Monday morning, I sat down to breakfast like I always do, poured milk on my cereal like I always do, and without taking a bite felt nauseous like I never do.

Monday morning, I sat down to breakfast like I always do, poured milk on my cereal like I always do, and without taking a bite felt nauseous like I never do.
I had the day's newspaper in front of me, and I had the radio on in the background, and when the announcer started explaining that we use three lethal doses of drugs to execute people (one to make them unconscious, one to make them stop breathing, and one to make their heart stop beating), I lost my appetite.
I took a deep breath, sat back, and thought about that beautiful spring day (at least where I was) six years ago when Timothy McVeigh blew up the Oklahoma City federal building. I remembered the early hours when the commentators speculated that it was probably an Arab terrorist. I remembered watching off and on throughout the day. And I remember that evening when I watched for a couple of hours and then inexplicably felt tears welling up in my eyes, and I had to go outside and take a walk around the neighborhood.
It was a beautiful spring evening, and people were out working on their yards and kids were riding their bikes around the neighborhood. It was such a relief to walk in relative serenity after watching those scenes of terrible destruction and carnage on TV.
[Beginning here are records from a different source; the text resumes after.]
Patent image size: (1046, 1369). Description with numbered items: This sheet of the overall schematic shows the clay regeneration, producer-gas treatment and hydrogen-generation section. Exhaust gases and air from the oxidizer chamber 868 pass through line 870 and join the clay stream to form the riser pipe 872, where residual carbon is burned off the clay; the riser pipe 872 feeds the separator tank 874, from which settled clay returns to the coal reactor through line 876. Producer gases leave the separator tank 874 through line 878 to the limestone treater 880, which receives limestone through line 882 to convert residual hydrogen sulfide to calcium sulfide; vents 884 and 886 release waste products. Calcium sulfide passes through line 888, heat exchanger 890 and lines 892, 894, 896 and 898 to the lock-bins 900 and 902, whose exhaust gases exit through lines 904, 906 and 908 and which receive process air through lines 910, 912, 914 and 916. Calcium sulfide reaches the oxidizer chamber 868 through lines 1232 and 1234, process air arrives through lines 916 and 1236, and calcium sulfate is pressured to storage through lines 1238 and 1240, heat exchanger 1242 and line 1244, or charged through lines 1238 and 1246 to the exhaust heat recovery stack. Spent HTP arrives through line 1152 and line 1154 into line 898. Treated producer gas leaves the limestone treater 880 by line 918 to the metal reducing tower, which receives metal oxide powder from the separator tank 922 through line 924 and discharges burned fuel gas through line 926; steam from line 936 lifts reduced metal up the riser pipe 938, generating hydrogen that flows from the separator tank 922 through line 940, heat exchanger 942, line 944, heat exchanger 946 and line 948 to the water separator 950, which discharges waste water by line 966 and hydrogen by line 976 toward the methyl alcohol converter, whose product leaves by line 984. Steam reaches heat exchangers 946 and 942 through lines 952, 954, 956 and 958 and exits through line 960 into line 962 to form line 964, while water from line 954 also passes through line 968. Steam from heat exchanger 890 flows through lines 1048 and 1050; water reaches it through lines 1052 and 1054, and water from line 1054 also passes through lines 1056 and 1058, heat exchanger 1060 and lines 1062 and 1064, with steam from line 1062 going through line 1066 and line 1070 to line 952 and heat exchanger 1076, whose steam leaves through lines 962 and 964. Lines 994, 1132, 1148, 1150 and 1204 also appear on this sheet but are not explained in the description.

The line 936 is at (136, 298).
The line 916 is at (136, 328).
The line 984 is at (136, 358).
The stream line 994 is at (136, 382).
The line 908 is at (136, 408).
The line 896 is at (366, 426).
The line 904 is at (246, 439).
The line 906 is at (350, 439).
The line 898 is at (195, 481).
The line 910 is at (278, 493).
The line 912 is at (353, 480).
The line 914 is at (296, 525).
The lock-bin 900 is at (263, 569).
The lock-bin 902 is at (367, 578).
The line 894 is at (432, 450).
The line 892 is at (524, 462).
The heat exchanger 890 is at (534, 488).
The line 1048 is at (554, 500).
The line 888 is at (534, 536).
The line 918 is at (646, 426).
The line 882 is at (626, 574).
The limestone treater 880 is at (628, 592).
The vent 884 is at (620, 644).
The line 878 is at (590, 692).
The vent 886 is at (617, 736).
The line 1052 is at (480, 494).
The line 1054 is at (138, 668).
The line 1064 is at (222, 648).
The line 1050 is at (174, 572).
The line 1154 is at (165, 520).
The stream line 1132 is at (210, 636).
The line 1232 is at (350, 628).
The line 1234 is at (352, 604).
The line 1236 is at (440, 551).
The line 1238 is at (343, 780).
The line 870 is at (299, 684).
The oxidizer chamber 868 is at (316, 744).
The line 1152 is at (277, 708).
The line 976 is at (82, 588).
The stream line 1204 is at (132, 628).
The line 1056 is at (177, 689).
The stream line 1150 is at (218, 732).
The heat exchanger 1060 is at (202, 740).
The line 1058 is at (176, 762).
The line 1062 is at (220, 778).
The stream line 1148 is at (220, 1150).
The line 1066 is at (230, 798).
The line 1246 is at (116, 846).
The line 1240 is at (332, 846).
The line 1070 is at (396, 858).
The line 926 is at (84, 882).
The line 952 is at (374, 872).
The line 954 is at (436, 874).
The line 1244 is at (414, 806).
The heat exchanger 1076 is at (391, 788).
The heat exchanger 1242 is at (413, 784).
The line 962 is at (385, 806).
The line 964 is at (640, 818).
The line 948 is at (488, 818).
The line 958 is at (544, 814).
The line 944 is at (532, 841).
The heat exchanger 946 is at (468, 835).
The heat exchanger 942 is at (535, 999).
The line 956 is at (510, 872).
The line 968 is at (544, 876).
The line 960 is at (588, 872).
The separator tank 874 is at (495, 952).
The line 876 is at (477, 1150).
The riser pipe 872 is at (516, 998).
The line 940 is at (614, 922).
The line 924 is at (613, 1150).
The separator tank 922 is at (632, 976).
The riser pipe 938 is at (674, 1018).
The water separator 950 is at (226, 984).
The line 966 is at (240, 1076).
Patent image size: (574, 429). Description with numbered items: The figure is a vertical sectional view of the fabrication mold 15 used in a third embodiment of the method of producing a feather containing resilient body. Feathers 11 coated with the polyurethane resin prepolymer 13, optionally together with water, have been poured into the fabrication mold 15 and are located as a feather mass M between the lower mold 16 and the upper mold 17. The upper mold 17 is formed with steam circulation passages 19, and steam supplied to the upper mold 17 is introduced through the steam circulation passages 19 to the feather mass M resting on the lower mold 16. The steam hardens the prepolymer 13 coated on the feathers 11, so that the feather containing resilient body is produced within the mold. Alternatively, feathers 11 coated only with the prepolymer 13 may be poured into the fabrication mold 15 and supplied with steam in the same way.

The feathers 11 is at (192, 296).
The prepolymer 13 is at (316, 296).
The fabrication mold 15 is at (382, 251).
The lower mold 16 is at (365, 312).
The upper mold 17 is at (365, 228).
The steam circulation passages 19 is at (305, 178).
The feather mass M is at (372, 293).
So it is that since then the wheels of justice have churned on relentlessly, and Monday they spit out the mortal remains of McVeigh, a man so guilty that only 75 Americans managed to turn out to oppose his state-sponsored death.
The man who supposedly wanted to start the next American revolution failed miserably. He failed to convince anybody that government was the problem. All he did was harden the hearts of most all Americans against the extremist wackos who use violence to advance their views.
In spite of all that, I found myself wanting no part of Timothy McVeigh's execution. And yet, sitting there, I realized that we, the self-governed, all were party to it.
I found it ironic that Duluth was remembering the lynching of three black men in 1920 during the same week that McVeigh was killed. True, there is a difference between executing and lynching. Executions are based in law, and lynching is not. However, it has always seemed to me that we encourage or enable death, legally or not, at our own peril. I would rather be about celebrating life.
This is oversimplifying, but most of us fit into three categories.
First, there are the atheists who believe there is no God and no life after death. What you see is what you get. To these people, McVeigh's death is no more than a bug on the windshield. Vengeance is theirs. Justice prevailed, and the world is better off for it.
The other two groups are made up of people who believe in life after death. Many of those people believe McVeigh is now burning in hell.
One of these groups believes that everything that happens is the will of an active God. They believe that we live by God's grace alone. They believe that God turned on McVeigh for his sins. In other words, they say, don't blame me for McVeigh's death. Blame God.
The last group believes God is more passive, but that he still exists as does free will. This group believes that all souls are redeemable, even those as hardened as McVeigh's seemed to be. These people blame McVeigh, but they are willing to give his soul another chance.
No, they aren't willing to let him go free in hopes that he won't kill anybody else, but they are willing to let him live in hopes that some day while he is sitting in his cell, he will realize the error of his ways and repent. They believe that vengeance belongs to God alone. And they believe that each of us has a hand in our own salvation.
The trouble with the first group is that it is too certain in an uncertain world. The trouble with the second is that it distances itself from the unpleasant things that happen in this world. We all had a say in McVeigh's death, and we all ought to accept responsibility.
The trouble with the third group is that it didn't put forth the effort to stop the first two from having their way.
I think the families of many of the Oklahoma City bombing victims are going to have a hard time in the coming weeks and months. This execution was suppose to be the final chapter in this tragedy, but life is not like that. It goes on. Their loved ones aren't coming back, and now they have to face the finality of their loss. It can't be a happy time for them.
One of the reasons I am proud to be a Minnesotan is because I live in one of the 12 states that bans capital punishment. It has been the law since 1911. The last person executed in Minnesota was William Williams in St. Paul in 1905. He was guilty of killing his 14-year-old homosexual lover. When Williams was hung, the hangman miscalculated and made the rope six inches too long. When Williams dropped through the gallows, the rope stretched, his neck stretched and his feet reached the floor. Deputies had to pull on the rope to suspend his feet. Williams gasped and gurgled for 14 minutes before he finally died.
I'm glad I'm not party to that. I wish I weren't party to the death of even someone so remorseless as Timothy McVeigh. Let's rethink this whole death penalty issue. It cheapens human life and hardens every one of us.